Cartoline da Taquila

Hasta domingo!
Partiamo da una delle possibili fini: venerdì pomeriggio del 20 agosto, «Hasta nunca!» e i bambini che ci salutavano sorridendo oltre il rigagnolo di fogna alimentato da un tombino che zampillava acqua verdastra di fronte all’entrata del collegio.

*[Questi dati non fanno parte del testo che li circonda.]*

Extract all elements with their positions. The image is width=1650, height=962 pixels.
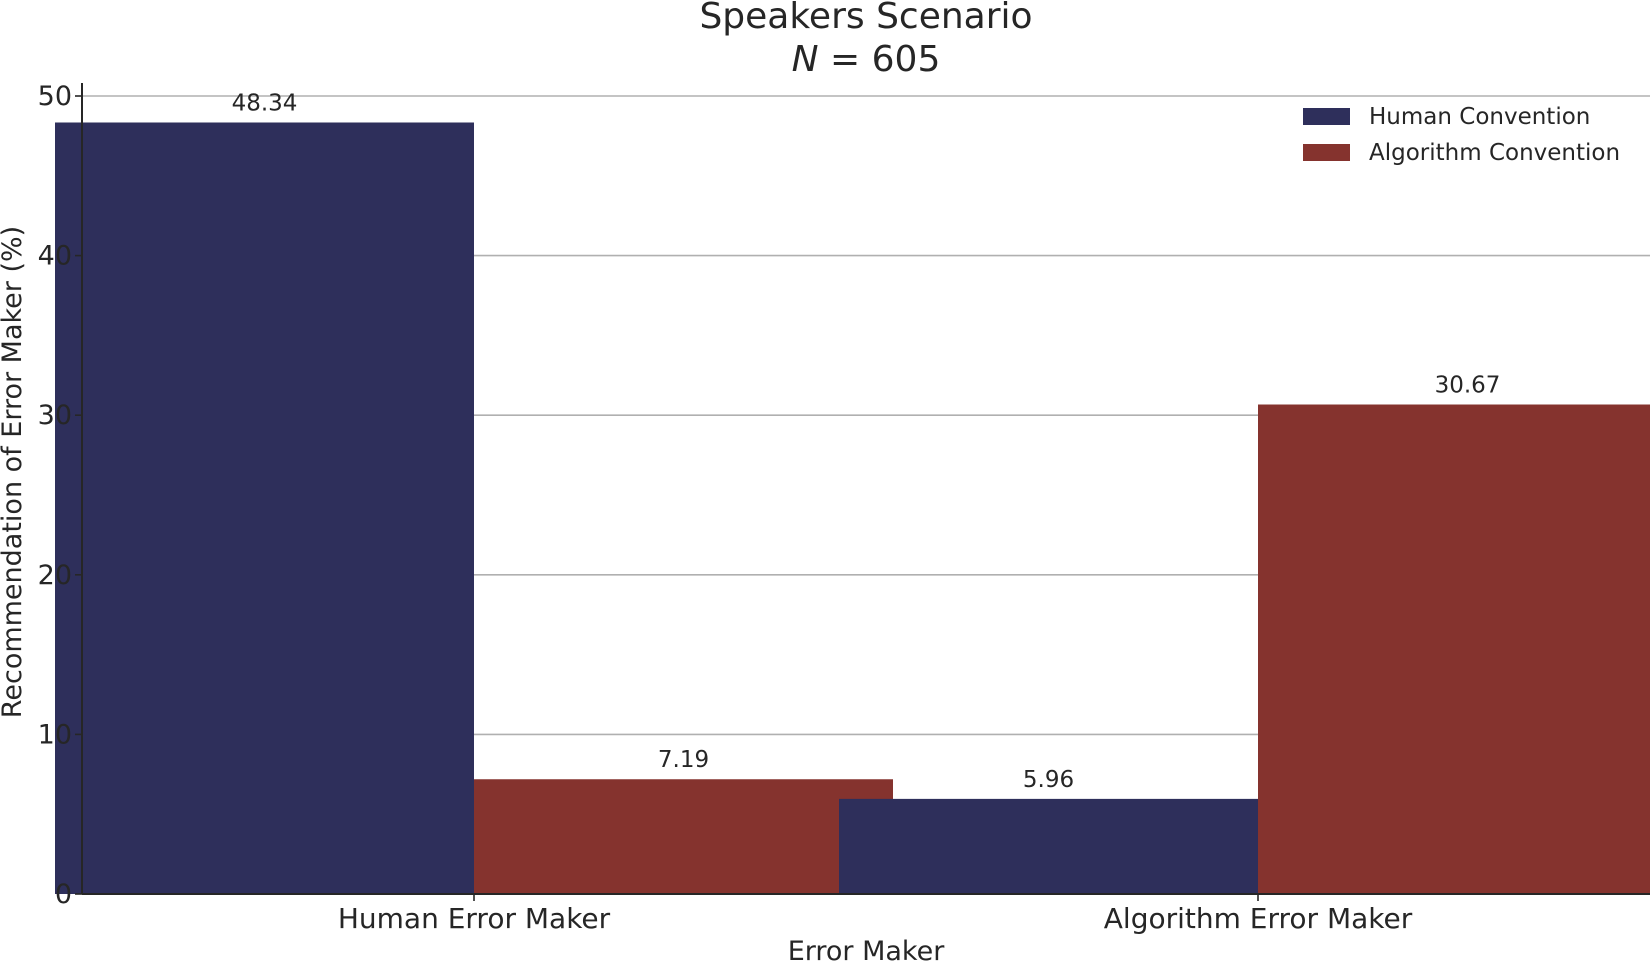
x-tick-label: Algorithm Error Maker	[1104, 902, 1413, 935]
x-axis-ticks: Human Error Maker Algorithm Error Maker	[338, 894, 1413, 935]
bar	[1258, 404, 1650, 894]
chart-subtitle-variable: N	[792, 39, 819, 80]
y-tick-label: 40	[38, 241, 72, 272]
bar	[55, 122, 474, 895]
legend-label: Algorithm Convention	[1369, 140, 1620, 166]
bar	[474, 779, 893, 894]
chart-subtitle: N = 605	[792, 39, 941, 80]
value-labels: 48.34 7.19 5.96 30.67	[232, 90, 1501, 792]
x-axis-title: Error Maker	[788, 936, 946, 962]
y-tick-label: 20	[38, 560, 72, 591]
legend-swatch	[1303, 108, 1350, 125]
y-tick-label: 50	[38, 81, 72, 112]
y-tick-label: 10	[38, 719, 72, 750]
x-tick-label: Human Error Maker	[338, 902, 611, 935]
bar-value-label: 48.34	[232, 90, 298, 116]
legend-label: Human Convention	[1369, 104, 1590, 130]
y-axis-title: Recommendation of Error Maker (%)	[0, 226, 28, 718]
chart-subtitle-value: = 605	[819, 39, 941, 80]
legend: Human Convention Algorithm Convention	[1303, 104, 1620, 166]
bar-value-label: 7.19	[658, 747, 709, 773]
chart-title: Speakers Scenario	[699, 0, 1032, 37]
y-tick-label: 30	[38, 400, 72, 431]
bar-value-label: 30.67	[1435, 373, 1501, 399]
legend-swatch	[1303, 144, 1350, 161]
bar-value-label: 5.96	[1023, 767, 1074, 793]
bar	[839, 798, 1258, 894]
y-axis-ticks: 0 10 20 30 40 50	[38, 81, 82, 910]
bars	[55, 122, 1650, 895]
y-tick-label: 0	[55, 879, 72, 910]
axes	[81, 83, 1650, 895]
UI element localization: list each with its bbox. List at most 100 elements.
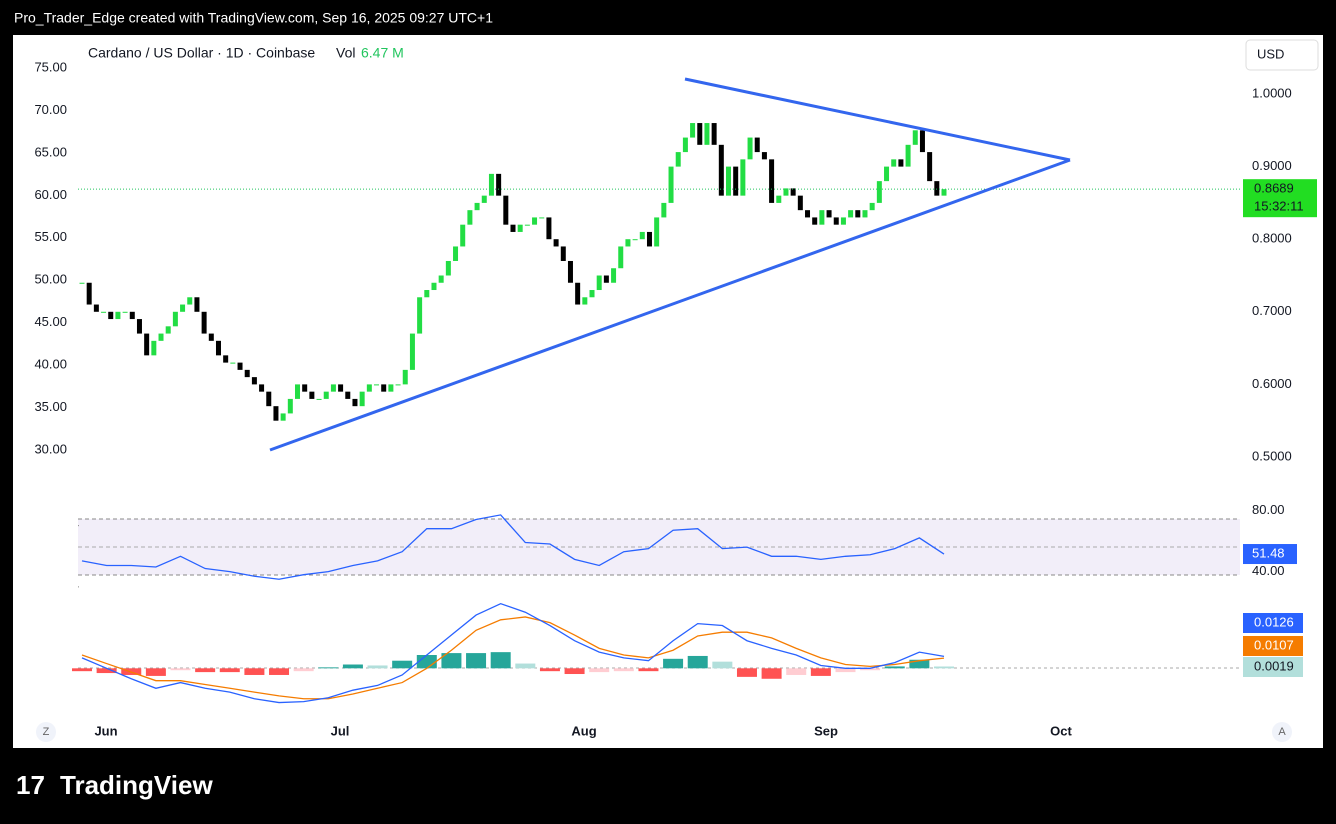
candle [223, 355, 229, 363]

Dopo una settimana riempita da altre attività, di nuovo catapultati all’interno dell’edificio scolastico n°0004987 San Judas, Taquila, periferia industriale all’estremità sud di Trujillo. Sotto quello stesso cielo sporco avevamo già congedato una settimana prima le nostre classi con cui avevamo condiviso dieci giorni di grandissime soddisfazioni: dai giochi organizzati nelle pause di ricreazione alle varie attività didattiche fino ai laboratori creativi. Ci è sembrato come se a distanza di una settimana si fosse già vanificato quel poco che eravamo riusciti a tirare su nel corso delle mattinate di lavoro. I tempi e le programmazioni peruviane ci avrebbero però serbato un’altra sorpresa: avremmo ripassato una nuova giornata con i ragazzi la domenica seguente.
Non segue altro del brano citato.